Dining options abound for Life is Beautiful ticket holders
Shortly after 5 p.m. Friday, Vincent Rotolo of downtown Las Vegas’ Good Pie walked one of his pizzas over to a fire tended by chef Justin Kingsley Hall and tossed it onto the grate alongside several tri-tips of beef. Hall didn’t miss a beat. He quickly grabbed one of the massive slabs of meat and jokingly placed it atop the pie, creating what might be seen as the ultimate meat lover’s pizza.
A few yards away, Border Grill and BBQ Mexicana chef Mike Minor tended his own fire in the shadow of El Cortez, putting the final touches some burnt end burritos. As a few dozen guests stood in line to sample their cuisine, or the chicken and pork being prepared by the team from Jose Andres’ China Poblano, others lounged peacefully in the grass or amused themselves on a pair of seesaws. Just across Sixth Street, a set change was underway Life is Beautiful’s Huntridge Stage.
“Open fire cooking (is) definitely something different for the crowd.”” Hall noted of the area, notated on the festival map as The Cookout. “The best part about this is that anybody can come. This is no longer just a VIP experience. We open up at 5, and each chef is just doing 300 portions. So when we sell out, we sell out.”
A few yards to the south, on the same shaded lawn, Diana Edelman was overseeing the Farm Stand, a fairly traditional group of vendor stalls most notable for the fact they will be serving only vegan cuisine for the entirety of the festival. They range from predictable mainstays such as downtown hotspot Vegenation to more niche finds such as the west-side Egyptian vegetarian gem Pots. There are even a few surprises, like Aria’s trendy Catch, which is known for its seafood but came to the festival to show off its vegan chops.
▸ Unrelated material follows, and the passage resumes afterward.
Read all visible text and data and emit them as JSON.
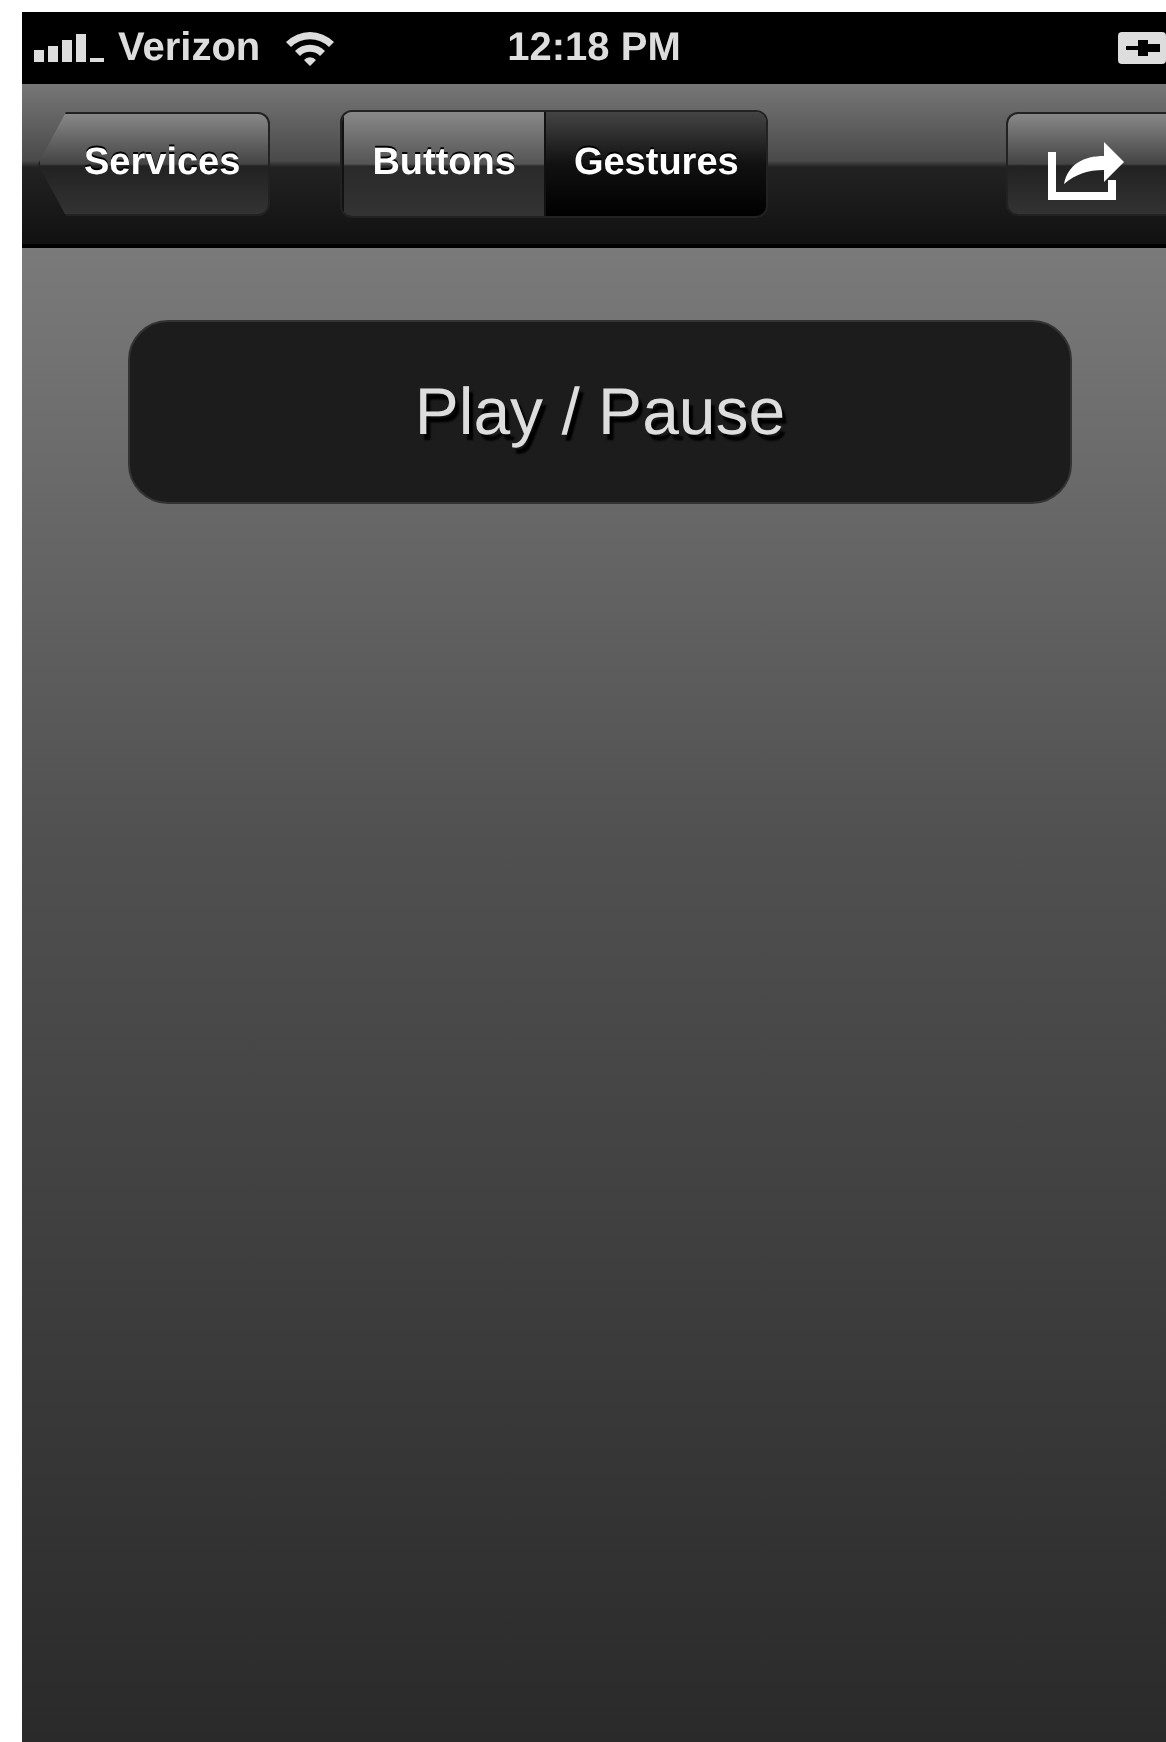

These are just two of the most distinctive dining options available to general admission ticket holders at this year’s festival. But they’re hardly the only representations of Las Vegas’ exploding culinary scene.
The culinary villages dotted throughout the festival grounds feature dozens of stands representing top local restaurants and neighborhood favorites. The fleet of food trucks scattered between those villages, various open lots and the streets within the festival footprint are just as diverse, representing nationally-recognized brands such as Roy Choi’s Kogi truck and Vegas-born concepts like the Chinatown tapas spot EDO.
Many of the existing restaurants within the festival footprint have created special Life is Beautiful menus. On the patio of The Kitchen at Atomic, just across Fremont Street from the stage Monsta X and Slushii will headline on Saturday and Sunday, a team grills up hamburgers and veggie burgers, while wraps are available inside the dining room. The Indian restaurant Turmeric, across Fremont from Downtown Container Park, has installed a gourmet ice cream window.
Within the Fergusons Downtown complex, the brand-new outpost of Mothership Coffee Roasters is offering sandwiches and “gruyere twists,” while chef Dan Krohmer is offering chicken empanadas and street tacos on the patio of his Mexican spot La Monja. In the meantime, Krohmer’s other Fergusons outpost, Hatsumi, has been transformed into a reservations-only experience called the Omakase Cantina that will host a different pair of local chefs creating multicourse formal dinners on each night of the festival.
“Tonight we have Roy Ellamar and Jen Murhpy,” organizer Jolene Mannina explained of the Friday lineup, as the head chef of Bellagio’s Harvest and the former head chef of Gordon Ramsay Hell’s Kitchen finished their preparations.
“Tomorrow (Saturday): Justin Hall, Gary LaMorte. Sunday: Josh Smith and Marc Marrone. Four courses, 60 minutes, inside the festival grounds. It’s a bad-ass menu.”
Those are just a few of dining options available to general admission ticket holders. Plenty of other bites are being offered to guests who spent a bit more for a premium experience. So, however you plan to enjoy days two and three of Life is Beautiful, there will be no excuse to leave hungry.